Are you planning for your child's education? If your 3 year baby is getting into a play school in 2015 (which has become necessary for admission in schools), you will be spending close to Rs. 42 million on education alone. This is when he/she will study in government funded/aided schools and colleges. The fees component alone is Rs. 31 million and another 11 million would be incidental costs (transportation, books etc.) on education alone. To know how, read on.
The ROI for investment in a student in India is abysmal. As a prudent financial practice, it is no longer viable to fund your education with loans. Successful examples are like a lottery with odds of better ROI heavily loaded against you. Costs of education have galloped to catch up with west while the output measured as salaries, employability and knowledge haven't kept pace. Most MBAs are placed at a salary of less than 4 lacs (if at all they are placed). Three quarters of engineers don't get a job after passing out.
So, in pure arithmetic terms, are you better off saving that money and handing over a fixed deposit to your child after 22 years? Imagine a Rs. 42 Million FD to secure your child's future. In the interim, he can study in a good government school (as many of us did), understand real world, devoid of protection and enjoys his childhood and maybe pursue dreams and his passion instead of competing in the rat race.
Does it make sense? No tensions of marks, grades, courses, coaching, tuition, placements, interviews. Live your childhood, get tougher, pursue your dreams and save close to Rs. 42 million. IMAGINE.
The major assumptions are:
- Return on capital employed is assumed at 11%.
- School Fees for past years is actuals. For 2015, it is as of today.
- The fees are of a school built on government grants and where fees is decided by parents and school together. Pure private education is 100% more.
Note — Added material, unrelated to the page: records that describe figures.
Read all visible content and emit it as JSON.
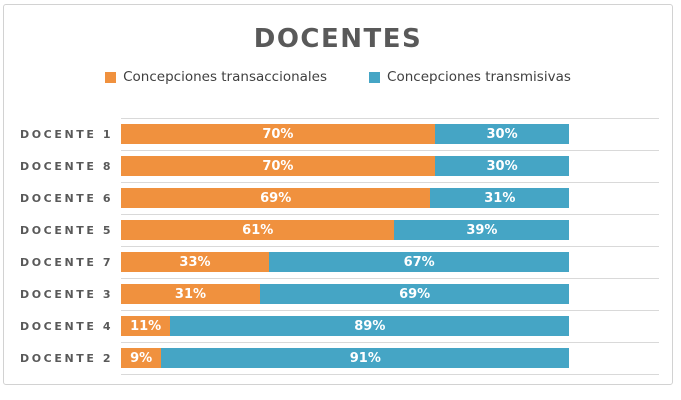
{
  "chart_data": {
    "type": "bar",
    "orientation": "horizontal",
    "stacked": true,
    "title": "DOCENTES",
    "categories": [
      "DOCENTE 1",
      "DOCENTE 8",
      "DOCENTE 6",
      "DOCENTE 5",
      "DOCENTE 7",
      "DOCENTE 3",
      "DOCENTE 4",
      "DOCENTE 2"
    ],
    "series": [
      {
        "name": "Concepciones transaccionales",
        "color": "#F0913E",
        "values": [
          70,
          70,
          69,
          61,
          33,
          31,
          11,
          9
        ]
      },
      {
        "name": "Concepciones transmisivas",
        "color": "#45A5C5",
        "values": [
          30,
          30,
          31,
          39,
          67,
          69,
          89,
          91
        ]
      }
    ],
    "value_suffix": "%",
    "xlim": [
      0,
      120
    ],
    "axis_tick_labels_visible": false,
    "grid": "category-separator-lines",
    "legend_position": "top",
    "data_label_color": "#FFFFFF",
    "title_color": "#595959",
    "category_label_color": "#595959",
    "legend_text_color": "#404040",
    "gridline_color": "#D9D9D9",
    "frame_border_color": "#D2D2D2"
  }
}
- For higher education, the fees are twice of what they are today in IITs and IIMs; that means doubling in 15 years and good Private engineering colleges fees are typically 2.5 times of IITs.
- The period of education from pre-school to PG is assumed as 21 years + one year for job placement.
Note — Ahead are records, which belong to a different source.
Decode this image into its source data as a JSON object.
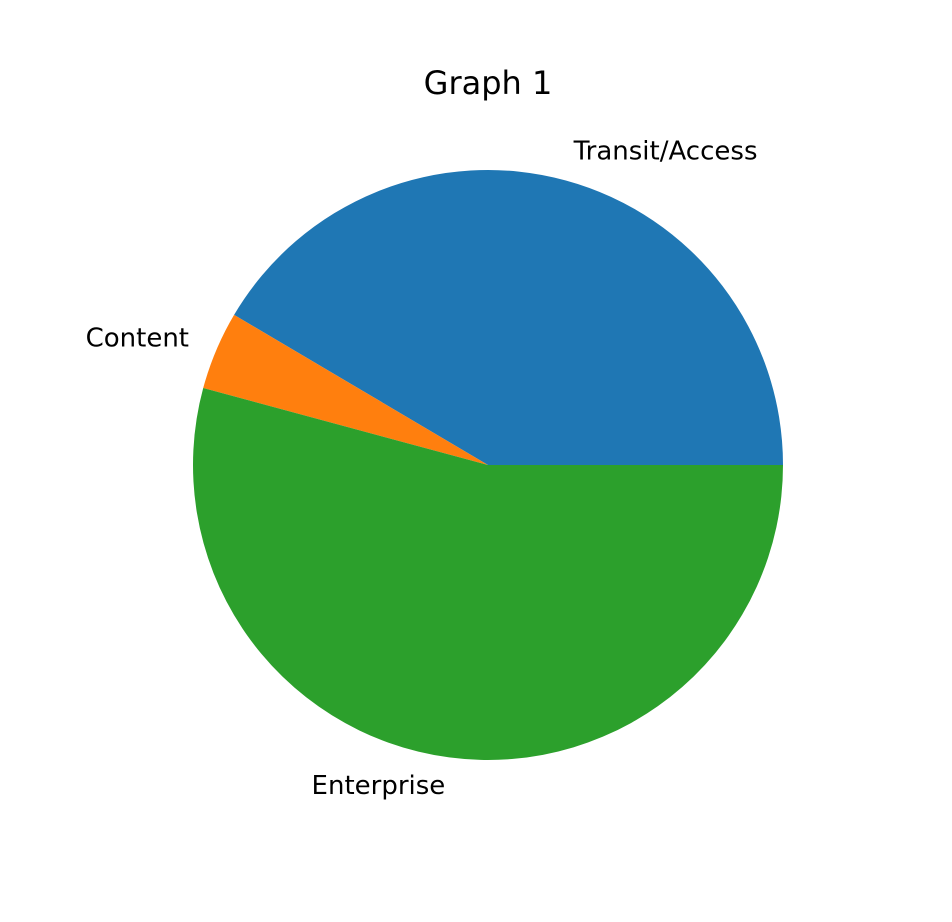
{
  "chart_data": {
    "type": "pie",
    "title": "Graph 1",
    "categories": [
      "Transit/Access",
      "Content",
      "Enterprise"
    ],
    "values": [
      41.5,
      4.3,
      54.2
    ],
    "colors": [
      "#1f77b4",
      "#ff7f0e",
      "#2ca02c"
    ],
    "start_angle_deg": 0,
    "direction": "counterclockwise"
  }
}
- A fees inflation of 7% is assumed. In reality, it is more than 10%.
- Other costs are assumed at 35% of fees (transportation, books other fees etc). In many places, the other costs are as much as the total fees (100%).
- Tuition assumed for 3 years only of the 22 years. No coaching is assumed for UG entry while one year coaching is assumed for PG admission tests (CAT etc). Many students have tuitions through the life cycle. And most students go through coaching at UG level too.
Now decide. The financial planner in me has a definite reply, but the parent in me is uncertain. How about you?
In the next 22 years, with the interest of 0.11% and with an approximate inflation of 7% the future value of the total investment will be Rs. 41,804,561 (Rs. 42 million). Hence, this is the amount you may have to invest in your child's education.